Children caring for parents and the impact on everyone’s wealth
The study also found that over three quarters (76%) of US caregivers also in employment have made compromises with their work in order to fulfil their care obligations. These include using holiday time, taking sick days and reducing their working hours or responsibilities. In the most drastic cases, caregivers have handed in their notice or taken early retirement in order to provide care. However, making a big decision such as this can have serious financial consequences. Not only will the caregiver lose their primary source of income but they will also lose the ability to build up their pension through both their own contributions and those made by an employer.
As many people don’t start putting significant amounts towards their pension until their children have become more financially independent, moving straight into caring for an elderly relative can mean that the window during which they can grow their pension is too small or in some cases even non-existent. Even if a caregiver plans to return to work eventually, this can be easier said than done, as many who give up work find it difficult to secure a position in the workplace later on, thanks to age barriers and outdated skill sets.
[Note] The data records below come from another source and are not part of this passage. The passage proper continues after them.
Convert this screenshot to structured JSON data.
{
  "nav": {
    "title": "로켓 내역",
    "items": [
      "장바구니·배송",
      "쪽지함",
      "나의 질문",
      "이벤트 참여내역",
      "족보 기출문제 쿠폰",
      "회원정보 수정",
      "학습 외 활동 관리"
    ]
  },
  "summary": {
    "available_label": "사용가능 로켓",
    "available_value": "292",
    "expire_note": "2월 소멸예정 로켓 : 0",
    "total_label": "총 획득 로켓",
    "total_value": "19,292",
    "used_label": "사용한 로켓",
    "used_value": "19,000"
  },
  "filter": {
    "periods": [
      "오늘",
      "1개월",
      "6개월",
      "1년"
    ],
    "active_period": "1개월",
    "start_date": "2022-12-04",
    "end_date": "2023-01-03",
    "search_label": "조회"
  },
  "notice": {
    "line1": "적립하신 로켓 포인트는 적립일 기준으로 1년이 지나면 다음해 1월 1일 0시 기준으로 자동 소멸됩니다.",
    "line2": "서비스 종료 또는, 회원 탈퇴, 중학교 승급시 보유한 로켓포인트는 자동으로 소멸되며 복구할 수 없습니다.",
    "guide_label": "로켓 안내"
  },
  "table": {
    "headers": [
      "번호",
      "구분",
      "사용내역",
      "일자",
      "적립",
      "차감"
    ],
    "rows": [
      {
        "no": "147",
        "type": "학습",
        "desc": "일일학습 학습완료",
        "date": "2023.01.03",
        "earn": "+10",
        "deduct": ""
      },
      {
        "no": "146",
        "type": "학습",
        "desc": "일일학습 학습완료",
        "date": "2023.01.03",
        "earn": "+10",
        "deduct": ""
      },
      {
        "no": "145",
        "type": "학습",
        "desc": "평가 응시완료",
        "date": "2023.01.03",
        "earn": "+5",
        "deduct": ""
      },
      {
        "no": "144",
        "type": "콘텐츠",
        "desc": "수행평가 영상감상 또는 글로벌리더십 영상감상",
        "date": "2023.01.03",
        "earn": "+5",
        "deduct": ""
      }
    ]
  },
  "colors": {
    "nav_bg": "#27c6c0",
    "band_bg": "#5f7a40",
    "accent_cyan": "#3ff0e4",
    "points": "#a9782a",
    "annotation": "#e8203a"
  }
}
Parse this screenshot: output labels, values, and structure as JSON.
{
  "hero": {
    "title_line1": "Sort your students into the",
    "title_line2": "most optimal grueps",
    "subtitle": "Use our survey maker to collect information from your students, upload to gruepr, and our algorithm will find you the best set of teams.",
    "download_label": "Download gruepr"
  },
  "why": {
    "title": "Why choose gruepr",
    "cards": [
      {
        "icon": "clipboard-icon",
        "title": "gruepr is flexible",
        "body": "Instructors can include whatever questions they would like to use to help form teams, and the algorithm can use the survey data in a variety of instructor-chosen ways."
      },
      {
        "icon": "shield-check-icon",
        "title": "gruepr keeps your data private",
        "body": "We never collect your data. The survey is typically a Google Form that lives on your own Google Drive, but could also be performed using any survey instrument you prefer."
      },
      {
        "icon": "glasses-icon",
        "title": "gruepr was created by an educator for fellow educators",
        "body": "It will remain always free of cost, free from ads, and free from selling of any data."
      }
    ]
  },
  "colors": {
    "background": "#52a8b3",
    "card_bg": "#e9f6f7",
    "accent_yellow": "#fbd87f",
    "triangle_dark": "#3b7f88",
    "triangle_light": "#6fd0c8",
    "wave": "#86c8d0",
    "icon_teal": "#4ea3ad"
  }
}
Sacrificing your preparations for your own retirement in order to look after an elderly parent or relative might seem like the right thing to do. But putting off ensuring you have the financial and health preparations in place for later in your life will simply continue the cycle. If caregivers don’t cover their future needs now, their children will find themselves in the same situation in years to come. Instead of being able to leave wealth to your family, you will essentially be taking it away through lack of preparation.